A handsome young doctor, Roger Le Forestier, was taken and tortured before being killed. He testified that Jesus was against violence but that he would not betray anyone. As many of you know, as the tides of the war turned, the occupation became increasingly ruthless. A German regular army officer who had been touched by the testimony of the doctor who was killed kept the SS Tartar Legion from destroying Le Chambon as other resistance villages were destroyed. The Gestapo put the pastors on the death list, but they escaped.

There are many wonderful stories in this book. The author, a Jewish American WWII veteran, wrote the book to try to understand how in a very dark time, this oasis of moral clarity and action could exist. As a philosopher who concentrated on understanding evil, he kept being moved to tears by the information he obtained, the survivors he interviewed. He documented everything -that it was Mrs. Steckler, who was half-Jewish, who started singing A Mighty Fortress. (Is it a coincidence that the Hoffman's have asked for that hymn to be sung next week, at the baptism of their daughter Alexandra?)

Our position is quite different, for the issues are not so clear, and we have much more luxury to deal with. We think we can keep political and economic questions to the side. We don't spend our time in groups discussing the most important things in life and searching the scriptures together. I don't know how strong my own conscience is, or how strong our solidarity would be. When the Jews started coming to the doors of people in Le Chambon, they remembered the words over the door of the church: Love one another. When their pastor said, I believe we can become a city of refuge, they could remember back 300 years of resistance. Previous pastors and members of their church had been burned at the stake and hung. Many were descendents of people who fled from Southern cities in the years they call desert years of persecution, when Protestants had no rights. Hallie looks at the heritage of being a conscientious minority.
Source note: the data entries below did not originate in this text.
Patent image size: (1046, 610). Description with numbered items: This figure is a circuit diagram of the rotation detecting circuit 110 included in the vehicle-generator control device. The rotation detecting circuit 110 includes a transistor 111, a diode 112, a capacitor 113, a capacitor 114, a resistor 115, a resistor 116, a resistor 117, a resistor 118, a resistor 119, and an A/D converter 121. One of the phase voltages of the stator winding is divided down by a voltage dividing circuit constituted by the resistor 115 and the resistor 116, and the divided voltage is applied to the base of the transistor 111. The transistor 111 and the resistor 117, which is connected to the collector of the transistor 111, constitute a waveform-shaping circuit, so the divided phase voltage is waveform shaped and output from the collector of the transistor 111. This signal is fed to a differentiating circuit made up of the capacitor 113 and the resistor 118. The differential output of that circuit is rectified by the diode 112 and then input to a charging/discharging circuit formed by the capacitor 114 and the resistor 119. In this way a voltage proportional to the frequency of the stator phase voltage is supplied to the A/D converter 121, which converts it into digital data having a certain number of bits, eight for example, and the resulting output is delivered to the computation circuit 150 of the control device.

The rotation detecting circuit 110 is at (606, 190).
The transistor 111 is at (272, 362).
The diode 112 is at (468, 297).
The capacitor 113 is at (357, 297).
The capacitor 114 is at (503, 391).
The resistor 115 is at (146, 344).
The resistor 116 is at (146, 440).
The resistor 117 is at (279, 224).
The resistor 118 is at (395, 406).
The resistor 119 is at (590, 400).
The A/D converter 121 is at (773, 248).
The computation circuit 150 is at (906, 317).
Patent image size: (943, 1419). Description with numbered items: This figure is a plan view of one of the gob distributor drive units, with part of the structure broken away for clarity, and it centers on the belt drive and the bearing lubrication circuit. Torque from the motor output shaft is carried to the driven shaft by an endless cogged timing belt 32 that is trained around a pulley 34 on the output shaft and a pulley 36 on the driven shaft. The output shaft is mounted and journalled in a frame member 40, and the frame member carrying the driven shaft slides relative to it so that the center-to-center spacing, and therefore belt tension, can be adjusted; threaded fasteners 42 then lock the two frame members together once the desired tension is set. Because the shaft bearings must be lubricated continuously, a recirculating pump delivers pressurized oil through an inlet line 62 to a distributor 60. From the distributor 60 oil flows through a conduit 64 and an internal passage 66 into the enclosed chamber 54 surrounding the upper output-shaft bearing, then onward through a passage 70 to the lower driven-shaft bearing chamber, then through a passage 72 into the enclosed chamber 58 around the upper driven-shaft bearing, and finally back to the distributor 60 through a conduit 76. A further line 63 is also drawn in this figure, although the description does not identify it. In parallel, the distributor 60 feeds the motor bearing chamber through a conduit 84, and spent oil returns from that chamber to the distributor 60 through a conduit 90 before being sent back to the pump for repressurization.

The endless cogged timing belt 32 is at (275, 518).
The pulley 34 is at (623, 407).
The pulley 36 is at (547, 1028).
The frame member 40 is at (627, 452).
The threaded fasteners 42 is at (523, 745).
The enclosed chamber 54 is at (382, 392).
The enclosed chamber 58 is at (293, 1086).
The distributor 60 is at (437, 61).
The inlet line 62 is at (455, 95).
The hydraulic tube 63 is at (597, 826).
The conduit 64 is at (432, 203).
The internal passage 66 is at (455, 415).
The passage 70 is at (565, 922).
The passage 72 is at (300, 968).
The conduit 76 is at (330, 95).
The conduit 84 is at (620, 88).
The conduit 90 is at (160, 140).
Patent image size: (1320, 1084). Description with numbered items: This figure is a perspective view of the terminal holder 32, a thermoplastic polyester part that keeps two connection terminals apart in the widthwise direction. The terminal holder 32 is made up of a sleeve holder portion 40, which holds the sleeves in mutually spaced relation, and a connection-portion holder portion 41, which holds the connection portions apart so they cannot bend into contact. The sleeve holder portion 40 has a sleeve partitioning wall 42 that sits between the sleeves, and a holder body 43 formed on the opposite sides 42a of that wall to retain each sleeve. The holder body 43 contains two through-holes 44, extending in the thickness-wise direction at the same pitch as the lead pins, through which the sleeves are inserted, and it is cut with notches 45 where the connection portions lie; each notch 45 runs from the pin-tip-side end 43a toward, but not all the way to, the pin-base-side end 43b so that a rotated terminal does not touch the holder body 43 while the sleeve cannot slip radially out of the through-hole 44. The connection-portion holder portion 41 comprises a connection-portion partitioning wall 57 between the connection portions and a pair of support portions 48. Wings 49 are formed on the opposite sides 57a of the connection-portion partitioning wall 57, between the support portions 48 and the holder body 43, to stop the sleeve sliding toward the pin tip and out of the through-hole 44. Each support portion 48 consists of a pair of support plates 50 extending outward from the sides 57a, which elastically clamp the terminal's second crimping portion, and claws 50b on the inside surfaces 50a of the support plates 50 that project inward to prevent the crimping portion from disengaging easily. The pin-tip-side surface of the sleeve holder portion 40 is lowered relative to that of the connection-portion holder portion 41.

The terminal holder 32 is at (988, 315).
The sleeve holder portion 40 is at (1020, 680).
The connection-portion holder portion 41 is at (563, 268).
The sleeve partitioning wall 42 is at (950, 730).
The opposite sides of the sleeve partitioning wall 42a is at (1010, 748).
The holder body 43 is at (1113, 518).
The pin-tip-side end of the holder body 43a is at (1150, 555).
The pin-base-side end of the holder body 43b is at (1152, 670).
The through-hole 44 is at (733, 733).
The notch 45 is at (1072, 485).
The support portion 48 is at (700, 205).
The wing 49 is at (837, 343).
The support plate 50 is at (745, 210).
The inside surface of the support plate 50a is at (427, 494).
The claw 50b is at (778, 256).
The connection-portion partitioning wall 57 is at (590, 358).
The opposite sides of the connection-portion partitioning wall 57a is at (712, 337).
Hallie also tries to explain the Trocme's and other leaders. Andre Trocme was half-German, over six feet tall, with blond hair and blue eyes. He spoke German fluently and passed as one when he was on the run. His mother was killed in an auto accident when he was 11 years old, an accident partly caused by his father's road rage. Trocme became a pacifist because of the witness of a German soldier in WWI who refused to carry a gun. Though of wealthy background-his father owned lace factories-they were briefly refugees in Belgium. Magda was from Italy, of part Russian background, related to people who had tried to free the serfs twenty years before the Communists took over. But when Trocme brought the city of refuge proposal to his Session, he had been in that village only a couple of years. They knew he was tending toward pacifism when he came, that he was a bourgeois liberal from the North married to a foreigner. But the story is, that the vote of his Session was unanimous that they would take on the risks. Hallie realized that they did not do it for glory, and that it did indeed take a village-a congregation-a Le Chambon-- working together to resist successfully for four hard, poverty-stricken years.

It is hard to think of a whole community shaped by the values of the Good Samaritan parable, that every life is valuable, and that if you have a door you can open it-like God opens the door to us. Thomas Friedman in The New York Times frankly affirms that we should fight for control of oil supplies-our economy does a lot of good in this world-but the value of human life, Iraqi life, appears to be very secondary to him. Are we one people in this world, Jew and Gentile, slave and free, male and female? We have let many dictators grow, millions live in poverty, and now invite assassins to kill one dictator, Saddam Hussein. Trocme, pacifist though he was, considered becoming like Dietrich Bonhoeffer, and trying to assassinate Hitler. The German Christian resistance failed at that. I can not tell you where we will be led, but I know we need examples of people of faith like those at Le Chambon, lest we lose our moral compasses, lest we lose our consciences, lest more innocent blood be shed. Amen.